When biochemists found that iodine was concentrated in the thyroid gland, they made the reasonable guess that the element was part of a hormone. In 1915, Edward Calvin Kendall of the Mayo Foundation in Minnesota isolated from the thyroid an iodine-containing amino acid which behaved like a hormone, and named it thyroxine. Each molecule of thyroxine contained four atoms of iodine, Like adrenalin, thyroxine has a strong family resemblance to tyrosine and is manufactured from it in the body. (Many years later, in 1952, the biochemist Rosalind Pitt-Rivers and her associates isolated another thyroid hormone—triiodothyronine, so named because its molecule contains three atoms of iodine rather than four. It is less stable than thyroxine but three to five times as active.)
The thyroid hormones control the overall rate of metabolism in the body: they arouse all the cells to activity.
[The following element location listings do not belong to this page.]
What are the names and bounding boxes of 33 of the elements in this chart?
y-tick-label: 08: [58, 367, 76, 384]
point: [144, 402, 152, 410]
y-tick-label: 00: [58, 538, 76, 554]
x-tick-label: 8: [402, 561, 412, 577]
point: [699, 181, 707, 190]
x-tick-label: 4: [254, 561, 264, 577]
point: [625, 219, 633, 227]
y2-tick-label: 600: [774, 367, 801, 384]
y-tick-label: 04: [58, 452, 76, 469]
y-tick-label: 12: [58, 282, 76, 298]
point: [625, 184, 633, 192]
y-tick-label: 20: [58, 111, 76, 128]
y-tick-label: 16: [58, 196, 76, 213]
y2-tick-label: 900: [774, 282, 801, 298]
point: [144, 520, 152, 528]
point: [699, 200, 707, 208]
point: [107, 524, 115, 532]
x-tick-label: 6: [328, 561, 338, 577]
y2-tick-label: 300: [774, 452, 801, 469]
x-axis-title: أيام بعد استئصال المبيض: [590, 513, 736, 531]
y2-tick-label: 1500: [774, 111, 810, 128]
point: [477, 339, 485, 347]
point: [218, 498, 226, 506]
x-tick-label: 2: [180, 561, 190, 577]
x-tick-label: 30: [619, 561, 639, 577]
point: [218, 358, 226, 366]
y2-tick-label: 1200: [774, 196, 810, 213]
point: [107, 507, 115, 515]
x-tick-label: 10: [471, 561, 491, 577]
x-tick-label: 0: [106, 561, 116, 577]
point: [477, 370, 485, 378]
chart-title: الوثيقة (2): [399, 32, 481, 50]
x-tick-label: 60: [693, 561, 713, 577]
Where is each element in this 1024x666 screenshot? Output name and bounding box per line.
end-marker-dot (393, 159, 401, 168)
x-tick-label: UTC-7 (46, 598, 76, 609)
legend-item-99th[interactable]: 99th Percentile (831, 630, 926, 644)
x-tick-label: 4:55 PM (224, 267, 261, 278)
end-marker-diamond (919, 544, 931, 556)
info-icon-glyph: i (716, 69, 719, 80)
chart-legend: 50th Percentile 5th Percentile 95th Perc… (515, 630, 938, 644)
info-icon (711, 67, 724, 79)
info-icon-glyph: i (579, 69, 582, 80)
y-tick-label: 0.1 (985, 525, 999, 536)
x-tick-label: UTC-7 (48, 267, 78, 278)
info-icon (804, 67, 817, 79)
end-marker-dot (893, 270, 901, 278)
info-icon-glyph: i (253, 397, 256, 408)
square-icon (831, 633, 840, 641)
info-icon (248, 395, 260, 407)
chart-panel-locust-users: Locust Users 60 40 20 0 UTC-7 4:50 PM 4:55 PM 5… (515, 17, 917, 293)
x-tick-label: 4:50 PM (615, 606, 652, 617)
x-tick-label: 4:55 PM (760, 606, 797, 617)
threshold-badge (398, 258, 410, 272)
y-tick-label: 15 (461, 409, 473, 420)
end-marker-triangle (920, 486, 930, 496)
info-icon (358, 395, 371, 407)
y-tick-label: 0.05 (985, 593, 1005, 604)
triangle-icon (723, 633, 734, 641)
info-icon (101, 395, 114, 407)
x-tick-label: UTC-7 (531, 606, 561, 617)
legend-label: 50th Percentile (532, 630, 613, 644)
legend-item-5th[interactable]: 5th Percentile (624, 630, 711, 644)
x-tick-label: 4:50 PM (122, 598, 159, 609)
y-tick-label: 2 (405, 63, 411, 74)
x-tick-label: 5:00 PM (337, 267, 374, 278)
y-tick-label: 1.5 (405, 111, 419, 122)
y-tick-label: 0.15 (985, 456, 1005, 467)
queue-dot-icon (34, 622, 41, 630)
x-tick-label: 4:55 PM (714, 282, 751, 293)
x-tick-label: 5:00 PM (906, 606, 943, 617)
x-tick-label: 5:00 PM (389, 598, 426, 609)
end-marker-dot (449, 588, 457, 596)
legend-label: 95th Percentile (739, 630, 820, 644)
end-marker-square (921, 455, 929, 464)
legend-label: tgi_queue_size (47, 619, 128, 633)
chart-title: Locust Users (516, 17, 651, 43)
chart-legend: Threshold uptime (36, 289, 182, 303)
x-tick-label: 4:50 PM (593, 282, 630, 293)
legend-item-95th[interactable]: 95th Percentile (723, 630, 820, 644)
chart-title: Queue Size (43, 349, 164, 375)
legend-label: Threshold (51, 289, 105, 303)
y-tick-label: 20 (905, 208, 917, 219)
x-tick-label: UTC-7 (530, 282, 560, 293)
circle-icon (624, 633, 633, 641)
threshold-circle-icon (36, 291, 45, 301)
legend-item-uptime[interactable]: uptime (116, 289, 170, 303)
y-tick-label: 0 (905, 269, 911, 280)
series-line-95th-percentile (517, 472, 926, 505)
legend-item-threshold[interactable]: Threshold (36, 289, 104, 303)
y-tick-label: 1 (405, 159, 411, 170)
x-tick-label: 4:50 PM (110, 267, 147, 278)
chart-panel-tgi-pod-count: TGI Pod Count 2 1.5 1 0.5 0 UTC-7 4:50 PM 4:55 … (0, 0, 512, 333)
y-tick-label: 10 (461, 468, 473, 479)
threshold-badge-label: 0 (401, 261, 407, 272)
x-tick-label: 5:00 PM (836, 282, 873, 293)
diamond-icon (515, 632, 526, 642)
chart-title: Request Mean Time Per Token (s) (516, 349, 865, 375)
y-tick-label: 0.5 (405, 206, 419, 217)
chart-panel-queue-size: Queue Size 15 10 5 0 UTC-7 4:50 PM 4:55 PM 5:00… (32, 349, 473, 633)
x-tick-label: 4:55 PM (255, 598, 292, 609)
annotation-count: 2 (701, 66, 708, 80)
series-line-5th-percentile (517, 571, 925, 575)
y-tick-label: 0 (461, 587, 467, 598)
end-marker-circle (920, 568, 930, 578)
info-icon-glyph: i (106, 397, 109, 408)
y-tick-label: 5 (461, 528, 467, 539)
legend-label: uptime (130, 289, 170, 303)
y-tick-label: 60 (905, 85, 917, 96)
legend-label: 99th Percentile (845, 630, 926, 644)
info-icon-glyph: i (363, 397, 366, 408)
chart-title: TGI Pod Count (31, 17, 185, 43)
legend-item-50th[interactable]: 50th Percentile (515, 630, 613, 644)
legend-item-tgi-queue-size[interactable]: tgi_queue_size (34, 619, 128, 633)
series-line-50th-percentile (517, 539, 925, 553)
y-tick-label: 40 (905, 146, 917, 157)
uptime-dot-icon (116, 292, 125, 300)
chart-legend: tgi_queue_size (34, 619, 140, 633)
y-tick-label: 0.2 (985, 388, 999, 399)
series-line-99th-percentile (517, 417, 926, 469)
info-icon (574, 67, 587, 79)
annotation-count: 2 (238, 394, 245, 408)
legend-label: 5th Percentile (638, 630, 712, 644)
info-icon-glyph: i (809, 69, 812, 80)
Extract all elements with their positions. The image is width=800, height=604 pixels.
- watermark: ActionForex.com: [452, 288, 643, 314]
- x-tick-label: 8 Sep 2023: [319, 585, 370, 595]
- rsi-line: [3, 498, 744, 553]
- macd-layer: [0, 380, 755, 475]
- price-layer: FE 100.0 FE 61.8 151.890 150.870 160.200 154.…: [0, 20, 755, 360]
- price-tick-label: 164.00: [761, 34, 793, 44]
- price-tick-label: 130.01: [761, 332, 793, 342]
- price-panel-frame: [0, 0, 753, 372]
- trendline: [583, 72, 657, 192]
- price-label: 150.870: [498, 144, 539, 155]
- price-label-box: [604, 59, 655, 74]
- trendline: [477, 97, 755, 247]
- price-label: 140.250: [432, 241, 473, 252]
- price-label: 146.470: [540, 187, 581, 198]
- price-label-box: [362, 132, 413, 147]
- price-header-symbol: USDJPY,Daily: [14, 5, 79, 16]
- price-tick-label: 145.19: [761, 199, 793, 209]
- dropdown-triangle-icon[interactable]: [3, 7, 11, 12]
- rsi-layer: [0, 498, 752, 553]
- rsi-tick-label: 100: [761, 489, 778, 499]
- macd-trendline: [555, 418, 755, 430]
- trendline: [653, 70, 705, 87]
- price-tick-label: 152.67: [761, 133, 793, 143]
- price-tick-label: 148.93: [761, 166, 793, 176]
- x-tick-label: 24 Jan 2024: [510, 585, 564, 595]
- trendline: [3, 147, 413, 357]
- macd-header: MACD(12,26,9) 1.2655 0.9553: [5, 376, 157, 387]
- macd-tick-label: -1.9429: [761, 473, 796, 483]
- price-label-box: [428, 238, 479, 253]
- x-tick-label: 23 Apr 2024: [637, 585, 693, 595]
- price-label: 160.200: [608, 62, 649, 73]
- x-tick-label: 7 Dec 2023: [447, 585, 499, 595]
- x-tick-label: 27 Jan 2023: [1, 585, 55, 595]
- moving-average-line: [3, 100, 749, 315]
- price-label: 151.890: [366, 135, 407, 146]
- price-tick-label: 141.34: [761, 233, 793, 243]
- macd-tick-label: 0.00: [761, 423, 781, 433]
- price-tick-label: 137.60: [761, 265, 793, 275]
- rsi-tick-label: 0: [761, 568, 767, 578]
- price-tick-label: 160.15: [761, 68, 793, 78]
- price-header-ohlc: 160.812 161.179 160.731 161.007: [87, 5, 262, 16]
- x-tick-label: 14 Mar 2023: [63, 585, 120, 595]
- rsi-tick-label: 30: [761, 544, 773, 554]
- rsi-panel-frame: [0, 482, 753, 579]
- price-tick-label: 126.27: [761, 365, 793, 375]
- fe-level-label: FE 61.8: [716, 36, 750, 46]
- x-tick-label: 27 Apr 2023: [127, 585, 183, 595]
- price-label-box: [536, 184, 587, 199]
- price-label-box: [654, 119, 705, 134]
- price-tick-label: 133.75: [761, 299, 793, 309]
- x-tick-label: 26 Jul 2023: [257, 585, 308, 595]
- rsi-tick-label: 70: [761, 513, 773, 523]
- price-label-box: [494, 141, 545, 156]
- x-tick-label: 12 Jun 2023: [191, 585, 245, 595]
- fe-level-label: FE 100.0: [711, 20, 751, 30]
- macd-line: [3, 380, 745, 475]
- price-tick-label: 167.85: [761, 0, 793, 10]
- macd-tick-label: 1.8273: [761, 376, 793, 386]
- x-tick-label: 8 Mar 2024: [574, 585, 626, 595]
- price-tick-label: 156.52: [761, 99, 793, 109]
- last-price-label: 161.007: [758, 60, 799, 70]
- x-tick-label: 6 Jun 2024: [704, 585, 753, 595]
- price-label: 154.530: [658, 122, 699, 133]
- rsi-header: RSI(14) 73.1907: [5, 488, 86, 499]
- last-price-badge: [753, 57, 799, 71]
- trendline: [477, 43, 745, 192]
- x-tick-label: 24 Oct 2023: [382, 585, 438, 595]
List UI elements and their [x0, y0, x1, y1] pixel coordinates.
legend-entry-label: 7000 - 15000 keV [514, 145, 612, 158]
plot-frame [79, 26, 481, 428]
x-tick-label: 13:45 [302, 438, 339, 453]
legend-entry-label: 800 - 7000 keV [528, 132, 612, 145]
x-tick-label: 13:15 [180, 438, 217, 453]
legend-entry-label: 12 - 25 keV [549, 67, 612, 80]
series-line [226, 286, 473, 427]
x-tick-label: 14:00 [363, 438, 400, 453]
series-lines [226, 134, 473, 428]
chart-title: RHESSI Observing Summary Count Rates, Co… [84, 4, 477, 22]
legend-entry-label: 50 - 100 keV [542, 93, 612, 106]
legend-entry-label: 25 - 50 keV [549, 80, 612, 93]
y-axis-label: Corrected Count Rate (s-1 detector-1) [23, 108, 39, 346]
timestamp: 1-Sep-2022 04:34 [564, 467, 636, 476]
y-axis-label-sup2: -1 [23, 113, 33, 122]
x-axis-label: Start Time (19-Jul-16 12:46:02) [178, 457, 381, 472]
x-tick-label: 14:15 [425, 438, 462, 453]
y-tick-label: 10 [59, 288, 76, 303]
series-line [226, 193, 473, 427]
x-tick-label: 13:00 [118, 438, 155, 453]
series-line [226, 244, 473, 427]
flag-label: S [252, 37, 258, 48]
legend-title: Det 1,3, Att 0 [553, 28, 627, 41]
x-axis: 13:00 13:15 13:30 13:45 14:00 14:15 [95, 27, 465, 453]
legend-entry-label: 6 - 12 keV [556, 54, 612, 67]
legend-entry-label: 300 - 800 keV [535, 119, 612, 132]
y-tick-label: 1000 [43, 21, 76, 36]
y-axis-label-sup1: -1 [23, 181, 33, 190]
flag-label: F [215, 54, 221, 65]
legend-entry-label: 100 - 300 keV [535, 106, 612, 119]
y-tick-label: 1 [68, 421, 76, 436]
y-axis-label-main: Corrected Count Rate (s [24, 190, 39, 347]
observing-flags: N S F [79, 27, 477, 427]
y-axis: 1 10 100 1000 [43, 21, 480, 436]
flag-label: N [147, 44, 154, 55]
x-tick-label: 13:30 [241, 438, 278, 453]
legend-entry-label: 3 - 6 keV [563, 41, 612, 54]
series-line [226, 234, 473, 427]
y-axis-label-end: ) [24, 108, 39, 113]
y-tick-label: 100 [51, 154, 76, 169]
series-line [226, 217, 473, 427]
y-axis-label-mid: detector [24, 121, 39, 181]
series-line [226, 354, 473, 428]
People with an underactive thyroid are sluggish, torpid, and after a time may become mentally retarded, because the various cells are running in low gear. Conversely, people with an overactive thyroid are nervous and jittery, because their cells are racing. Either an underactive or an overactive thyroid can produce goiter.
The thyroid controls the body’s basal metabolism: that is, its rate of consumption of oxygen at complete rest in comfortable environmental conditions—the “idling rate,” so to speak. If a person’s basal metabolism is above or below the norm, suspicion falls upon the thyroid gland. Measurement of the basal metabolism was at one time a tedious affair, for the subject had to fast for a period in advance and lie still for half an hour while the rate is measured, to say nothing of an even longer period beforehand. Instead of going through this troublesome procedure, why not go straight to the horse’s mouth: that is, measure the amount of rate-controlling hormone that the thyroid is producing? In recent years researchers have developed a method of measuring the amount of protein-bound iodine (PBI) in the bloodstream; this indicates the rate of thyroid-hormone production and so has provided a simple, quick blood test to replace the basal-metabolism determination.